How can big business embrace the dynamics of disruptive innovation?


View it through whichever lens you want – social, environmental, economic. One thing is certain: the era of business-as-usual is coming to an end.

The factors contributing to this are so familiar they trip off the tongue – rising population, declining resources, worsening climate, widening social divisions.

Companies face a choice. Disrupt the market or be disrupted by it.

A number of new business models are emerging that do precisely this. Mike Barry identifies seven new ways of connecting people with what they need, when they need it – whether that’s cash (Zopa/peer to peer lending), cars (Blablacar/car sharing) or accommodation (Airbnb/house sharing).

But put to one side what Mike sees as admirable “experiments” by large businesses, the likes of Shwopping at M&S; Street Club at B&Q.

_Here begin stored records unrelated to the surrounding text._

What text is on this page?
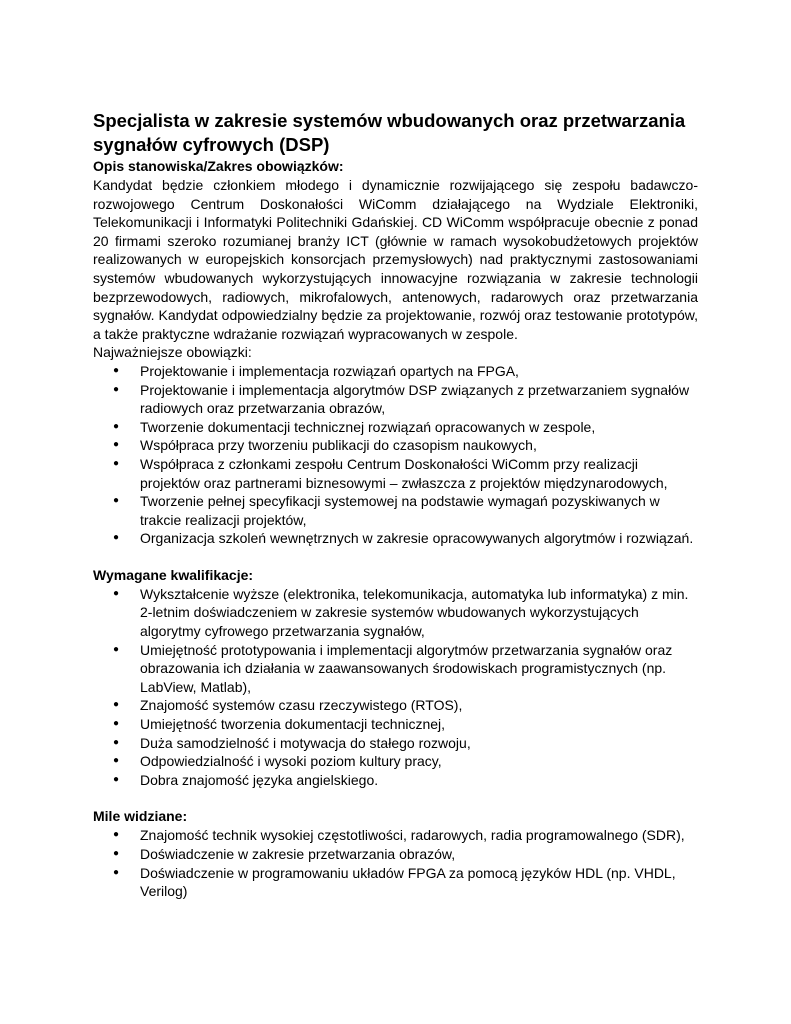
Specjalista w zakresie systemów wbudowanych oraz przetwarzania sygnałów cyfrowych (DSP)

Opis stanowiska/Zakres obowiązków:

Kandydat będzie członkiem młodego i dynamicznie rozwijającego się zespołu badawczo-rozwojowego Centrum Doskonałości WiComm działającego na Wydziale Elektroniki, Telekomunikacji i Informatyki Politechniki Gdańskiej. CD WiComm współpracuje obecnie z ponad 20 firmami szeroko rozumianej branży ICT (głównie w ramach wysokobudżetowych projektów realizowanych w europejskich konsorcjach przemysłowych) nad praktycznymi zastosowaniami systemów wbudowanych wykorzystujących innowacyjne rozwiązania w zakresie technologii bezprzewodowych, radiowych, mikrofalowych, antenowych, radarowych oraz przetwarzania sygnałów. Kandydat odpowiedzialny będzie za projektowanie, rozwój oraz testowanie prototypów, a także praktyczne wdrażanie rozwiązań wypracowanych w zespole.

Najważniejsze obowiązki:

● Projektowanie i implementacja rozwiązań opartych na FPGA,
● Projektowanie i implementacja algorytmów DSP związanych z przetwarzaniem sygnałów radiowych oraz przetwarzania obrazów,
● Tworzenie dokumentacji technicznej rozwiązań opracowanych w zespole,
● Współpraca przy tworzeniu publikacji do czasopism naukowych,
● Współpraca z członkami zespołu Centrum Doskonałości WiComm przy realizacji projektów oraz partnerami biznesowymi – zwłaszcza z projektów międzynarodowych,
● Tworzenie pełnej specyfikacji systemowej na podstawie wymagań pozyskiwanych w trakcie realizacji projektów,
● Organizacja szkoleń wewnętrznych w zakresie opracowywanych algorytmów i rozwiązań.

Wymagane kwalifikacje:

● Wykształcenie wyższe (elektronika, telekomunikacja, automatyka lub informatyka) z min. 2-letnim doświadczeniem w zakresie systemów wbudowanych wykorzystujących algorytmy cyfrowego przetwarzania sygnałów,
● Umiejętność prototypowania i implementacji algorytmów przetwarzania sygnałów oraz obrazowania ich działania w zaawansowanych środowiskach programistycznych (np. LabView, Matlab),
● Znajomość systemów czasu rzeczywistego (RTOS),
● Umiejętność tworzenia dokumentacji technicznej,
● Duża samodzielność i motywacja do stałego rozwoju,
● Odpowiedzialność i wysoki poziom kultury pracy,
● Dobra znajomość języka angielskiego.

Mile widziane:

● Znajomość technik wysokiej częstotliwości, radarowych, radia programowalnego (SDR),
● Doświadczenie w zakresie przetwarzania obrazów,
● Doświadczenie w programowaniu układów FPGA za pomocą języków HDL (np. VHDL, Verilog)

The most disruptive of these new business models – concepts that don’t just improve upon existing technology but create entirely new markets – are being driven and defined by a set of relatively young companies hell bent on disintermediating the old business establishment.

There are two good reasons why large businesses struggle to respond to the threat of disruptive innovation.

First, though established market leaders might be aware of new emerging models (they have well-resourced R&D departments after all!), the market segments they serve are not initially profitable enough to prioritise.

Second, the status quo is plenty competitive enough. Established leaders are therefore naturally preoccupied with improving their game, not fundamentally changing the rules.

So where does this leave large business when it comes to disruptive market innovation?

Let’s accept as our premise that the social and environmental challenges we face cannot be adequately answered by incremental innovation and percentage point improvements.

Putting it provocatively, does this then mean big businesses simply lack the innovation latitude that the scale of sustainability challenges demand? Can their embrace of collaborative consumption, access vs ownership, or whatever else, be ever anything more than an “experiment” on the side?

I would argue it doesn’t have to be that way. But if established companies are to flip from being the disrupted to the disrupter, they need to do three things:

1) Better understand the company’s current business model.

Research by Clayton Christensen, the Harvard Business School professor who coined the phrase “disruptive innovation”, has shown that few companies understand their existing business model well enough— the premise behind its development, its interdependencies, its strengths and constraints. And as a result: “they don’t know when they can leverage their core business and when success requires a new business model.”

2) Define the social purpose behind the customer value proposition.

Businesses often mistake the value they create for the way they create it. More rarely still, do they stand back and ask why they create it at all.

It is no coincidence that so many disruptive market innovations put consumer (and by extension, social) utility at the heart of their value proposition – whether that’s enabling access to funding (Kickstarter, Zopa, Funding Circle), access to mobility (Zipcar/Blabacar), or even access to new ideas (OpenIDEO).

The innovativeness of their business model is driven out of the clarity of their social purpose.

And this is something large businesses can and are doing too. Food companies such as Nestlé, Unilever, and Danone are redefining themselves as health, wellness and nutrition companies. Technology companies such as Intel, IBM, and GE are repositioning themselves as enables of smarter, more sustainable cities. And carmakers such as Nissan and Toyota are making low-emissions mobility part of their central mission.

3) Create an innovation environment that supports disruptive thinking.

Companies that are serious about pioneering new ways of ‘doing’, need to shield new ways of thinking from the normal requirements for R&D.

To create the world’s cheapest car (the Nano), Tata Motors built a special team of young engineers, who unlike the company’s more experienced designers, would be unconstrained in their approach by the carmaker’s existing profit formulas. As a result of its low cost, the “Nano” has given some of India’s lowest income families access to safe, affordable mobility for the first time.

Novartis applied a similar approach when developing Arogya Parivar, a plan to give millions of people in the poorest parts of the world access to heathcare for the first time. Because of the high level of investment and low prices required, it set up a semi-autonomous development unit after estimating that it would take longer to break even than typically expected of new ventures. Arogya Parviar became profitable after 31 months, faster than anticipated and is now serving over 40 million people in India.

Market disruption is coming. That’s not an opinion or a prediction, but an inevitable corollary. Markets exist within society. And our society is braced for unprecedented change. The question for businesses, large and small, is whether to define the market or be defined by it. Choose the latter and accept that survival (not success) may be the only outcome.